Der Angriff am Donnerstag ereignete sich in Marubi, das etwa 40 Kilometer von der afghanischen Grenze entfernt liegt. "Acht Soldaten wurden bei dem Angriff getötet und zehn weitere verletzt", sagte ein Vertreter der Sicherheitskräfte in Peshawar. Beim Gegenangriff seien dann mindestens zwölf Rebellen getötet worden, teilte der Geheimdienst mit. Ein weiterer Sicherheitsbeamter in Wana bestätigte die Angaben.

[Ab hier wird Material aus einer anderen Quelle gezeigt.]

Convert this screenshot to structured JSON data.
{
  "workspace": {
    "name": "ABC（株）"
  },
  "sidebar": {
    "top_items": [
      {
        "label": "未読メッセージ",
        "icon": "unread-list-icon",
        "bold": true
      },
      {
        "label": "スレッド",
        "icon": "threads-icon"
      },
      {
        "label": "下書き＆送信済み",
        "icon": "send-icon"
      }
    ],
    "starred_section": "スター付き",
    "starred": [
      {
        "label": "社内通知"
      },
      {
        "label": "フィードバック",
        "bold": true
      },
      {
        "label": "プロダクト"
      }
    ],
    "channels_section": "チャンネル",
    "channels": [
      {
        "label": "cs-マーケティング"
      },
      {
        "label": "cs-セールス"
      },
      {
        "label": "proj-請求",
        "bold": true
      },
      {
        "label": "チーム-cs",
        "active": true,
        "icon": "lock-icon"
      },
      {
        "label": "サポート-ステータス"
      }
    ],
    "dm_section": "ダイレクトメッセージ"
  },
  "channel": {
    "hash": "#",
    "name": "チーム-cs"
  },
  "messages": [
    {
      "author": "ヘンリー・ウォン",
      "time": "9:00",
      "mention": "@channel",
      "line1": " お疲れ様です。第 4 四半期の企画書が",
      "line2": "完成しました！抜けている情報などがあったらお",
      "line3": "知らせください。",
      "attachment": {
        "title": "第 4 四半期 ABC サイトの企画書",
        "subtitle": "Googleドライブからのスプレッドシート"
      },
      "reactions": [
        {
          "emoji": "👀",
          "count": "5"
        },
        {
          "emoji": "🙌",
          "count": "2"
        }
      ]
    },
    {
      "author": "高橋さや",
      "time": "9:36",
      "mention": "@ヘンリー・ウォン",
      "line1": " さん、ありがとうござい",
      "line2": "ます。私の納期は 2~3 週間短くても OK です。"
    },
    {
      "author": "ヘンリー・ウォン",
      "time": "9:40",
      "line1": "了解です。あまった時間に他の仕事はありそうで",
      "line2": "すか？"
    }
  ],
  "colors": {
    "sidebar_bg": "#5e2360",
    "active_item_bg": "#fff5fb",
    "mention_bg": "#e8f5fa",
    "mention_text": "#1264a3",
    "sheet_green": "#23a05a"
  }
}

Bereits der zweite schwere Angriff in kurzer Zeit

Bereits am Mittwoch vergangener Woche hatten etwa 500 schwer bewaffnete pakistanische und afghanische Taliban-Kämpfer einen Grenzposten der pakistanischen Polizei gestürmt. Bei dem Angriff im Bezirk Upper Dir in der nordwestlichen Provinz Khyber Pakhtunkhwa wurden 28 Polizisten und sechs Zivilisten getötet.

Pakistan kämpft seit Jahren mit der Gewalt der Taliban und anderer islamistischer Rebellen. Seit 2007 kamen mehr als 4400 Menschen bei Anschlägen und anderen Attacken ums Leben. 2009 hatte die pakistanische Armee eine Offensive gegen die Taliban in Süd-Waziristan geführt. Es wird vermutet, dass im Zuge dessen viele Kommandeure und einfache Kämpfer der Taliban ins benachbarte Nord-Waziristan flohen.

Der Nordwesten Pakistans im Visier der USA

Die Vereinigten Staaten sehen im halbautonomen Nordwesten Pakistans den Hauptrückzugsort des Terrornetzwerks El Kaida. Sie drängen deshalb verstärkt auf eine Großoffensive in dem Gebiet. Die USA gehen außerdem mit gezielten Drohnenangriffe gegen Islamisten in den pakistanischen Stammesgebieten vor. Bei einem dieser Angriffe soll vergangene Woche nach pakistanischen Angaben El-Kaida-Führer Ilyas Kashmiri getötet worden sein; eine sichere Bestätigung von Seiten der USA oder der pakistanischen Armee gibt es allerdings nicht.

An diesem Freitag sollte der afghanische Präsident Hamid Karsai nach Pakistan reisen. Dabei geht es wahrscheinlich auch um mögliche Friedensgespräche mit den Taliban.